Anyway, it’s crucial here that soju is being presented not just as improving a woman’s life, but also as the very thing that, by introducing it into any awkward social situation, she can gain control and reap such benefits by — simply by specifically being the one to introduce soju into each situation. (For she is the heroine of this little tale, and if you look above you will see her sitting in the middle of her group of friends, as well as between her father and her boyfriend — the perfect intermediary both spatially, as well as in social terms.) If it’s true what I’ve heard a million times before, and women are indeed socialized to make peace, to try to manage social situations and minimize tensions and so on,  then this makes perfect sense: it’s a socialized role being conflated very cleverly with a consumer role — and specifically, a consumer role from which women were traditionally less expected (or supposed) to play.

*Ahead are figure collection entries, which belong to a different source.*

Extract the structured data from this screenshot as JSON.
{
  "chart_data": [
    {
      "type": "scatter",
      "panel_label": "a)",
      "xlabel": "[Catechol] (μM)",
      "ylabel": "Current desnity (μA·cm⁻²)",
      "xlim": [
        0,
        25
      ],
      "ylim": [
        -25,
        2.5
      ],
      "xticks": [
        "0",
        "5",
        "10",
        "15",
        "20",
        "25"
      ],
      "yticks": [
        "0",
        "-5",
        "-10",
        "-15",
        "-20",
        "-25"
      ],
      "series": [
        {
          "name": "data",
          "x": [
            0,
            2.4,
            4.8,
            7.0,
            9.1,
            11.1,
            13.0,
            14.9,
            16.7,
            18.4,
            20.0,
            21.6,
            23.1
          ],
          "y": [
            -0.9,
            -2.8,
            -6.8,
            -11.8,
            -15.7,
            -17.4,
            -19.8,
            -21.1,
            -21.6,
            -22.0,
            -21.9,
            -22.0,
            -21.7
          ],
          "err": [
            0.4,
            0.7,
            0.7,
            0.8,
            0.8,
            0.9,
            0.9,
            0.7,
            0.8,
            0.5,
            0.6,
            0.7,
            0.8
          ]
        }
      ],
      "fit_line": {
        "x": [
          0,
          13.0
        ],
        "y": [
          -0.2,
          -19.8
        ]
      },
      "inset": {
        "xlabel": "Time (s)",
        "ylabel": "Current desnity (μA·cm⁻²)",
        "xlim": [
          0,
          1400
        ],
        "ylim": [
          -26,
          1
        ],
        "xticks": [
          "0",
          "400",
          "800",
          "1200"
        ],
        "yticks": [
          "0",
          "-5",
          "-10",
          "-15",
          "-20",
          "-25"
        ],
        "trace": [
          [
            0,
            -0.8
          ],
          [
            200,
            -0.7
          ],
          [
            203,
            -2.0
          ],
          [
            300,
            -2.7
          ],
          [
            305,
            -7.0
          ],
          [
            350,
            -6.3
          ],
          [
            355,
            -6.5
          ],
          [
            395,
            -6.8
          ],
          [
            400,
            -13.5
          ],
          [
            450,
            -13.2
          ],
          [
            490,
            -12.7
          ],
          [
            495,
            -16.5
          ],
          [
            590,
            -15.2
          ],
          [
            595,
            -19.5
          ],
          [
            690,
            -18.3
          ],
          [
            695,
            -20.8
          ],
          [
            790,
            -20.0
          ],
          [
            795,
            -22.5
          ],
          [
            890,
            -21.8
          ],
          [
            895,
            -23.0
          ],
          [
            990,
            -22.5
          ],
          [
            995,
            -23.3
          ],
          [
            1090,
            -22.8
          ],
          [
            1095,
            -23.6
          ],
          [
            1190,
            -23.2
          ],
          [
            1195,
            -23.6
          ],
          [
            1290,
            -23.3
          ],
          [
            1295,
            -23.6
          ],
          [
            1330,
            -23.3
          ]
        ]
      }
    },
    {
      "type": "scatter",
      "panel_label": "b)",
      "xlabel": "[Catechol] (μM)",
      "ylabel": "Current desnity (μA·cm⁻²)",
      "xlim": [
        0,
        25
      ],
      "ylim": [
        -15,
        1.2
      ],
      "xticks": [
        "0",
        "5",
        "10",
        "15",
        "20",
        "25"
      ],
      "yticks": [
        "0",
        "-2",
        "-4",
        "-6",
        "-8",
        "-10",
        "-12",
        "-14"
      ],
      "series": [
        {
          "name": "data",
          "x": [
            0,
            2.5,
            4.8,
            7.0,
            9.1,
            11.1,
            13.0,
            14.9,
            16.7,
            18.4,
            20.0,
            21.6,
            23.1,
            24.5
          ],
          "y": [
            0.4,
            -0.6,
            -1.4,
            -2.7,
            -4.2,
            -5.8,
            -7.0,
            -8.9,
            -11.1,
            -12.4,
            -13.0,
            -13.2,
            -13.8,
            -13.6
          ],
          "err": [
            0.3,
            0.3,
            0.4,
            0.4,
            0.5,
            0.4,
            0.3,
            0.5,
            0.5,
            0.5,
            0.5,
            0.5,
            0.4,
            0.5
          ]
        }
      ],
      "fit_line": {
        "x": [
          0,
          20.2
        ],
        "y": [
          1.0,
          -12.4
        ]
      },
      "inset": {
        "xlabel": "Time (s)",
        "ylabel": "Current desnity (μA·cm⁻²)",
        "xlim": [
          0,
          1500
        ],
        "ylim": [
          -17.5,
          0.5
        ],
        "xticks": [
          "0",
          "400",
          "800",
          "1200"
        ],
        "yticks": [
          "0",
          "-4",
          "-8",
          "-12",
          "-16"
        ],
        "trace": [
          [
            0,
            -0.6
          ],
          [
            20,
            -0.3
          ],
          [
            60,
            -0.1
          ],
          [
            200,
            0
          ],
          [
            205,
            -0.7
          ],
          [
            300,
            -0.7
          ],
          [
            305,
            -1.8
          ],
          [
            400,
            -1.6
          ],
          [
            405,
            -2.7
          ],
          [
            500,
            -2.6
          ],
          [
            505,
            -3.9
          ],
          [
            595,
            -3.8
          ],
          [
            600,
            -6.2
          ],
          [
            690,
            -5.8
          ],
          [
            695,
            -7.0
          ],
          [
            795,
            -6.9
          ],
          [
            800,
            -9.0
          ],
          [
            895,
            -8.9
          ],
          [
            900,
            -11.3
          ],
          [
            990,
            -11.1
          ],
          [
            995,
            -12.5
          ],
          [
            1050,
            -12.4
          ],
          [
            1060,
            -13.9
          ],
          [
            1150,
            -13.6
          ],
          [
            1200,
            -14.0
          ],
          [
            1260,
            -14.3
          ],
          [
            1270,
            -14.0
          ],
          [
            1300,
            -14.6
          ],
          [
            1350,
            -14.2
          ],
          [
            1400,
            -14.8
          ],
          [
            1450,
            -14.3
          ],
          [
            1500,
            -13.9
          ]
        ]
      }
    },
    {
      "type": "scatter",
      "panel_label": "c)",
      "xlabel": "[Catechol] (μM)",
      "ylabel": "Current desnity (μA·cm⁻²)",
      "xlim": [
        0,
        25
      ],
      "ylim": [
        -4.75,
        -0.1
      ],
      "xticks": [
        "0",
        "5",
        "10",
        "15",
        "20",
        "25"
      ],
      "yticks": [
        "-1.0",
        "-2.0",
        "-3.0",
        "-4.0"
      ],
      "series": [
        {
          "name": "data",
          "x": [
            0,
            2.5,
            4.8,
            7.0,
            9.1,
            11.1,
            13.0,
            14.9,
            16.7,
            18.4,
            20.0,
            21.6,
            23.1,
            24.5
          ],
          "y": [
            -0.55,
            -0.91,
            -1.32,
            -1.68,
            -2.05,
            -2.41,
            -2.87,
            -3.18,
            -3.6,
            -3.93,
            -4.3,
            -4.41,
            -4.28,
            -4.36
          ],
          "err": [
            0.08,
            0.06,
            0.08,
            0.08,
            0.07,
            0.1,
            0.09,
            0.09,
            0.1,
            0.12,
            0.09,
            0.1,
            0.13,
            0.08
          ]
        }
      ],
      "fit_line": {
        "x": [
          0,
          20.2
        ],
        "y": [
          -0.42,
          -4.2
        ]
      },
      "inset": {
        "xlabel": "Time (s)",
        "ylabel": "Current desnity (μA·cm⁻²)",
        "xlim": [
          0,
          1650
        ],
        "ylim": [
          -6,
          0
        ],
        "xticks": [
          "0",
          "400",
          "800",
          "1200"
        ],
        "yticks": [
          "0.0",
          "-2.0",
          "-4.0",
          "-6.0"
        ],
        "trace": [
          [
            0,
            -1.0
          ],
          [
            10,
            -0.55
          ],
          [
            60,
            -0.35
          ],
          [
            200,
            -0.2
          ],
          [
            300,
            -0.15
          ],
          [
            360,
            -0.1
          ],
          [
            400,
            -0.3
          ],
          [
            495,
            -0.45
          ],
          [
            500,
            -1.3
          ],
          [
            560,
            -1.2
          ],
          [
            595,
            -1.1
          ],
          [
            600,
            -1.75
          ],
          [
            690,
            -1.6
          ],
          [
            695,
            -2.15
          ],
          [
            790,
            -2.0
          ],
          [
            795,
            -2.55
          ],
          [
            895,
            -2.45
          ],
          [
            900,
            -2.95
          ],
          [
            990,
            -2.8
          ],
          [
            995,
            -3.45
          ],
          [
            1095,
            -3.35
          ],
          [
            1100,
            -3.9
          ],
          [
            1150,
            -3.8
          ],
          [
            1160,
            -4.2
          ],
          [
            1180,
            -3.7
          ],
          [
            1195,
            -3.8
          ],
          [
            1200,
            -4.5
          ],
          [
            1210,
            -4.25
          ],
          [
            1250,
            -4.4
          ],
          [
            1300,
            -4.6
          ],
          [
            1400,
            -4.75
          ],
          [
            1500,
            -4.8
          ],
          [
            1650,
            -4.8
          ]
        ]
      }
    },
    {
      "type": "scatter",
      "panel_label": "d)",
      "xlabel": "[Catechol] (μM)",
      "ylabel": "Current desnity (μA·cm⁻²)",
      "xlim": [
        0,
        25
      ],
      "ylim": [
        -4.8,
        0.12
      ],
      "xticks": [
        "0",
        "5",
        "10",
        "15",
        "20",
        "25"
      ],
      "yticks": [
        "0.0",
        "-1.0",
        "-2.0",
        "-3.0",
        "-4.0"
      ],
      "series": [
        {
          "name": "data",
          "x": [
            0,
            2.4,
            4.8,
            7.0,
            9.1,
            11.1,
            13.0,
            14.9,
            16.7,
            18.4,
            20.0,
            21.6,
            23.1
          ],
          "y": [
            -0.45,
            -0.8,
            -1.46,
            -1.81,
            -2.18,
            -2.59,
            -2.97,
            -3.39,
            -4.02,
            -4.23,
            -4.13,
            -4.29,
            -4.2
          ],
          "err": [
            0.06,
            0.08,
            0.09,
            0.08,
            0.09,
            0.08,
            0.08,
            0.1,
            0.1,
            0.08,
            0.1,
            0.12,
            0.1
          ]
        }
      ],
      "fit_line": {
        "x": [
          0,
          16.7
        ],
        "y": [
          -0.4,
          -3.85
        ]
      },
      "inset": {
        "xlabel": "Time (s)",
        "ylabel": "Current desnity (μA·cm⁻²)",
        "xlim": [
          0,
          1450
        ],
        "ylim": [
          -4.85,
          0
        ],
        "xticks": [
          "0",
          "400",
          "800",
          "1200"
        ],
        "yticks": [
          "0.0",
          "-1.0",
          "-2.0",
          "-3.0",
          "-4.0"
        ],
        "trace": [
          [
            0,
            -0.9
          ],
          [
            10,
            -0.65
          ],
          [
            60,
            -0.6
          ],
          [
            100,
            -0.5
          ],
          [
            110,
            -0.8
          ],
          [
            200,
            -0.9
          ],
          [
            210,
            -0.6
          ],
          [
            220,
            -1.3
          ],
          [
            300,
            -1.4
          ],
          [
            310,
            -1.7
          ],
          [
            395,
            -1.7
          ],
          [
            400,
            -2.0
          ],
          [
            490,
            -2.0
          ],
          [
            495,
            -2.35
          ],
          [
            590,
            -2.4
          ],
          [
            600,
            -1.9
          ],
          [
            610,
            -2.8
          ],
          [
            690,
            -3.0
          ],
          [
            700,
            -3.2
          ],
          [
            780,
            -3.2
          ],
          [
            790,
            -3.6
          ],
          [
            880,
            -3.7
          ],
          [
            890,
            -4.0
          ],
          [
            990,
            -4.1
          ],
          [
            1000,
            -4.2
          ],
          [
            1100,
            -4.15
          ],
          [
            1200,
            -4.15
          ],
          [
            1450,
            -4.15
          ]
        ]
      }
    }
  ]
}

Lastly, and I can’t help but point this out, the cartoon characters aren’t unusual in their neoteny (which is of course the scientific way of saying they’re childlike figures): they have oversized heads, and simple facial expressions. Yes, not unusual at all — neoteny is simply a part of most cartoons by design and convention.

Yet I daresay that here, the childlikeness is very prounounced, not just in physiology: their movements are precarious — not only moving like children, but also mostly running, the way a kid who hasn’t quite figured out balance but is learning to walk just the same seems to do. There is a clear suggestion: drinking can return us to childhood. Drinking can alleviate the crappy stresses of adulthood, so that you don’t need to confront the problems that cause those stresses and make your life actually better. Drink, and be a kid again.

Which is why this ad depresses me: it seems to say, “You know, most of your life really is unbearable…” — something alarming numbers of people seem to feel here such that they act upon it — “… but instead of doing something about it, why not just dull the pain?” Religion may be popular in this nation, but through this advertisement, Jinro’s Chamiseul inadvertently lays bare its claim to the title of the real “opium of the people” to a degree bordering on the stupefying. I daren’t cite Marx further, though I believe his phrase about “illusory happiness” is quite fitting to the joys modeled in this particular advertisement.

The next installment in this series will take some time, but I will get back to it eventually, I promise.